The editorial board comment under § 30.1-06-01 which sets out the right of an "omitted spouse," states:

"The effect of this section should be to reduce the number of instances where a spouse will claim an elective share."

Also, under § 30.1-05-02, which sets out the composition of the augmented estate, the editorial board comment states:

"Likewise, for policy reasons life insurance is not included in the first category of transfers to other persons, because it is not ordinarily purchased as a way of depleting the probate estate and avoiding the elective share of the spouse; but life insurance proceeds payable to the surviving spouse are included in the second category, because it seems unfair to allow a surviving spouse to disturb the decedent's estate plan if the spouse has received ample provision from life insurance. In this category no distinction is drawn as to whether the transfers are made before or after marriage."

This is an indication that the one-third elective share of the augmented estate is applicable under all circumstances and therefore the one-third elective share is a good standard or guide in determining if the testator intended a transfer in lieu of a testamentary provision. The one-third elective share in a limited sense constitutes a floor for the spouse. This supports rather than detracts from it being used as a standard or guide in determining whether or not the testator intended to adequately provide *461 for the spouse outside of the will. The fact that the statute does not provide for an elective share for pretermitted children, similar to the elective share to the spouse, does not alter the situation that the elective share under § 30.1-05-01 may be used as a measuring guide or standard in determining the adequacy of the transfer outside of the will.

In this instance, Susan was the beneficiary of the life insurance policy.

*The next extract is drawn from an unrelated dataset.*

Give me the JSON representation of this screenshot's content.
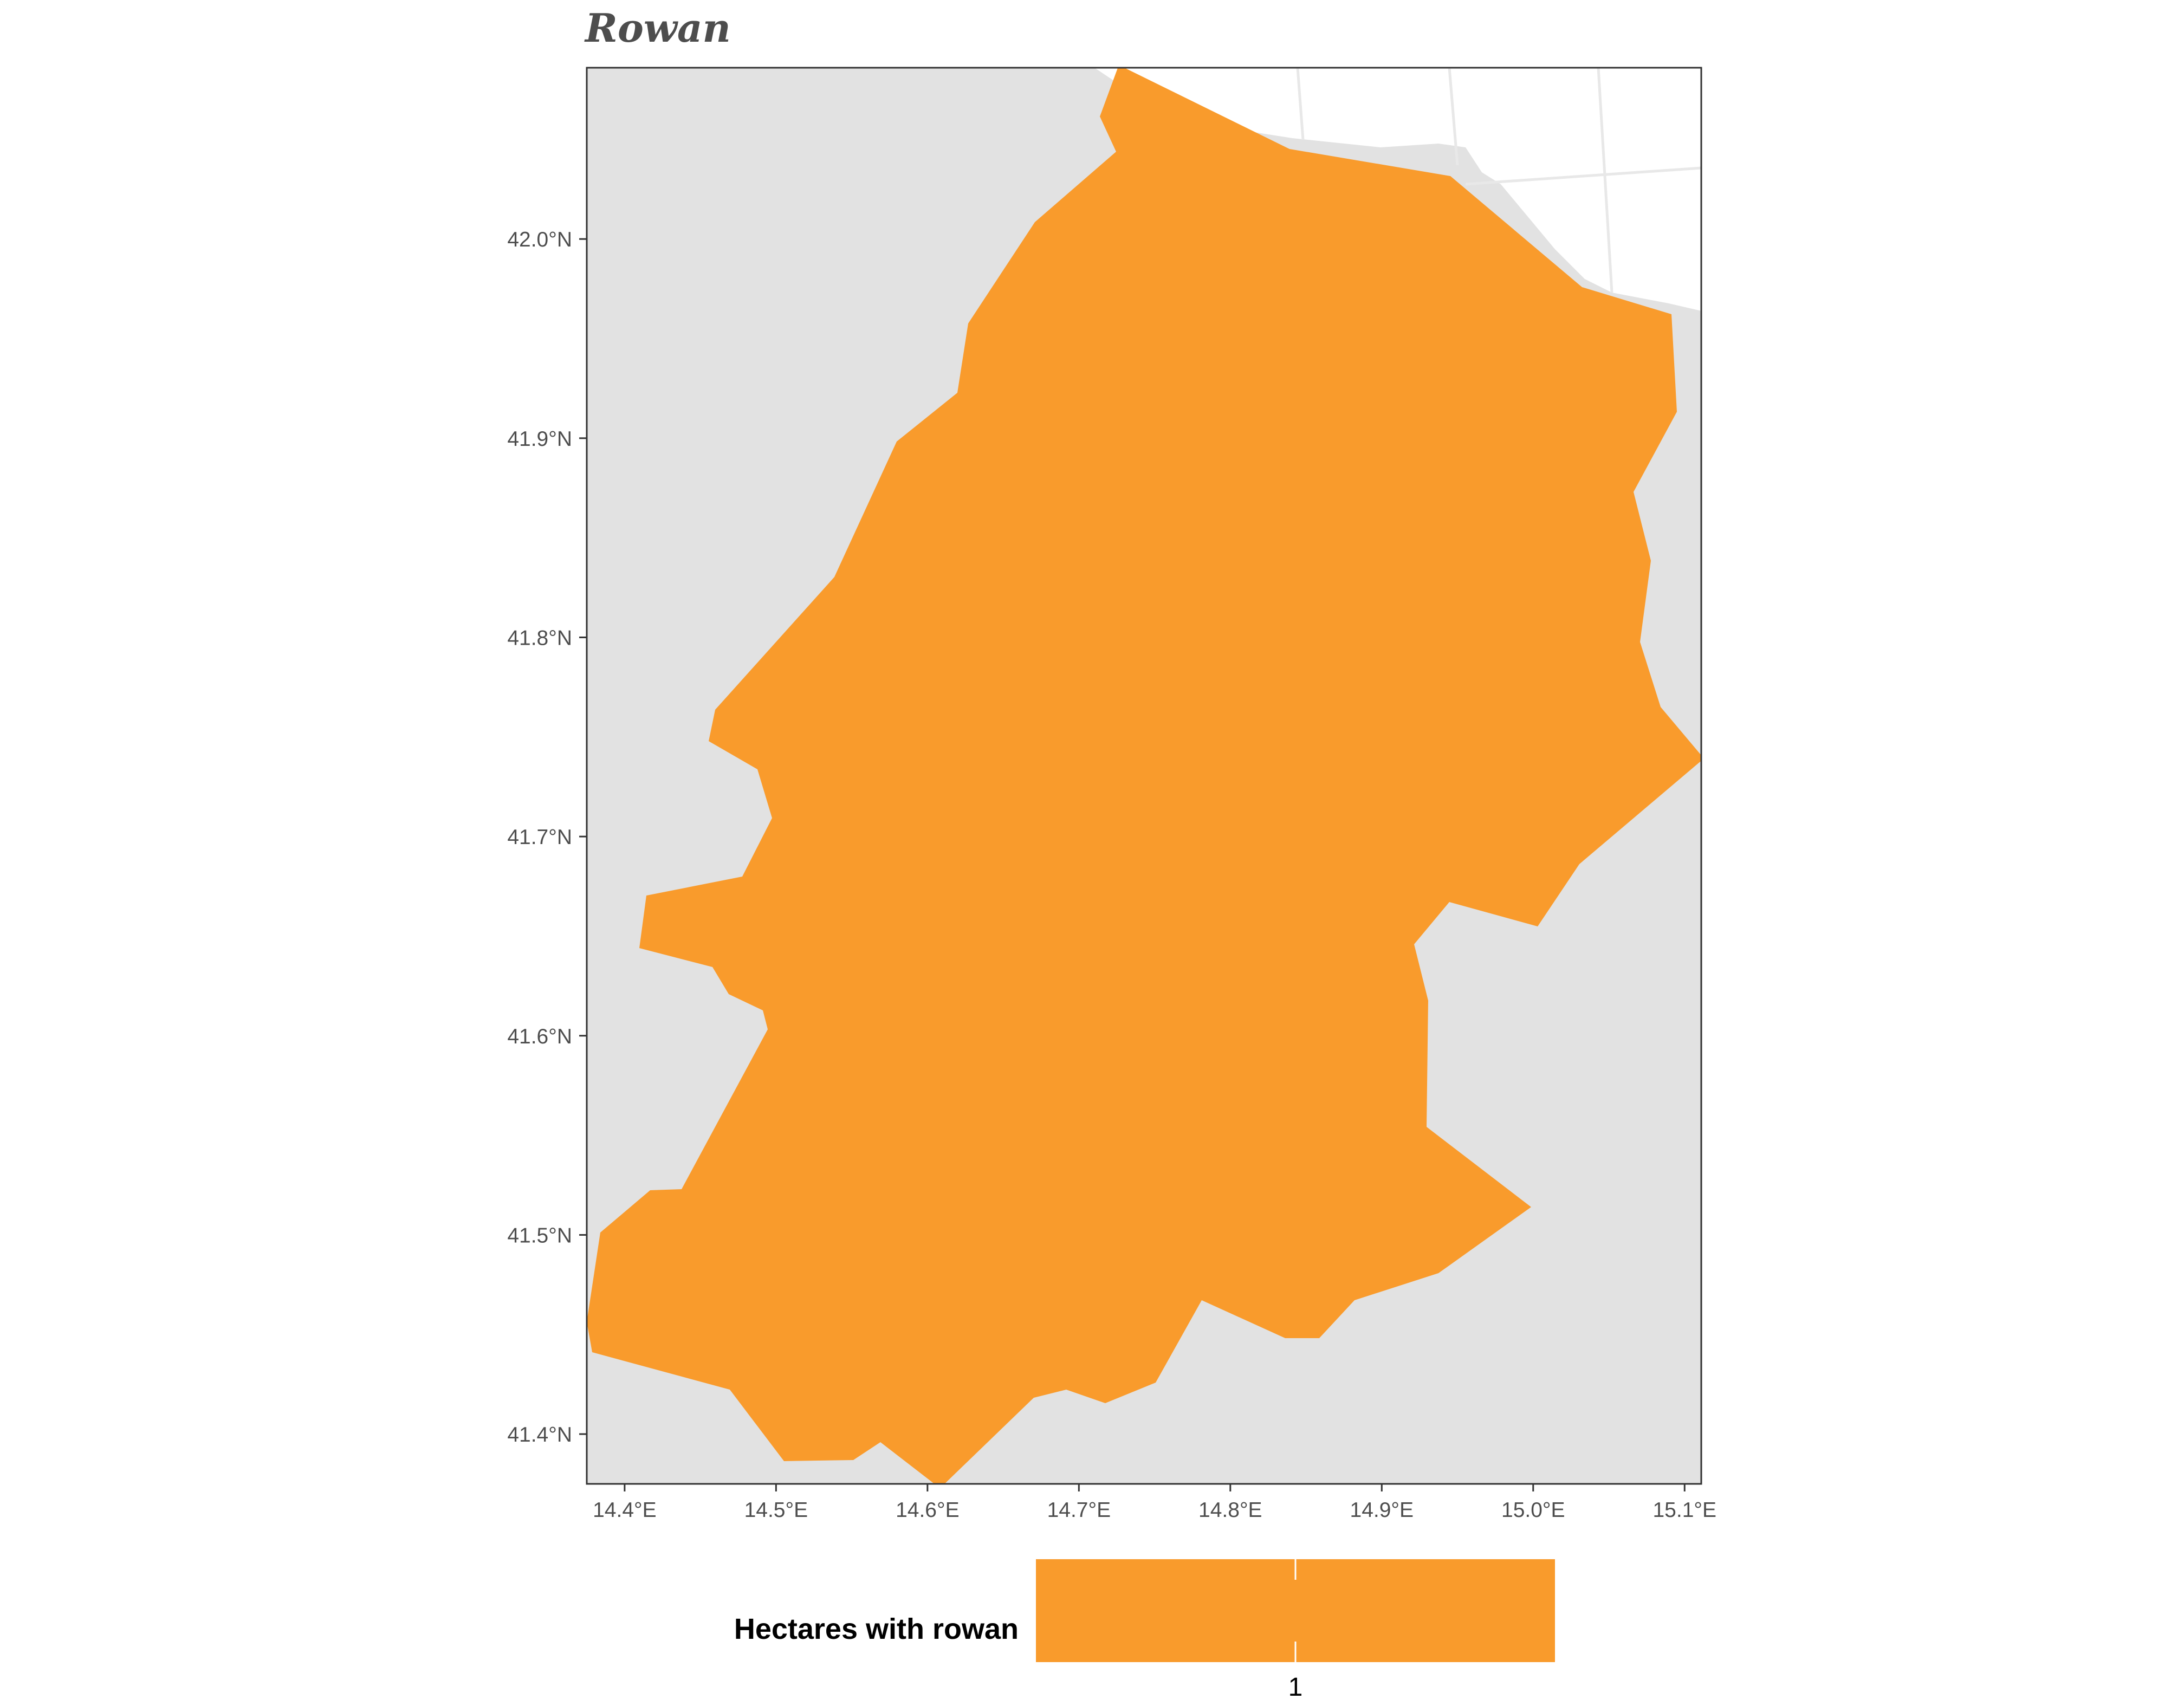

Consequently, the question rises, if this was in lieu of not being included in the will, or was it for some other purpose not related to the will. In short, the intent of the testator needs to be determined in the transfer of the property to the spouse, including the spouse being named as beneficiary in the insurance policy. This requires a finding of fact, and as a result the case is not appropriate for summary judgment.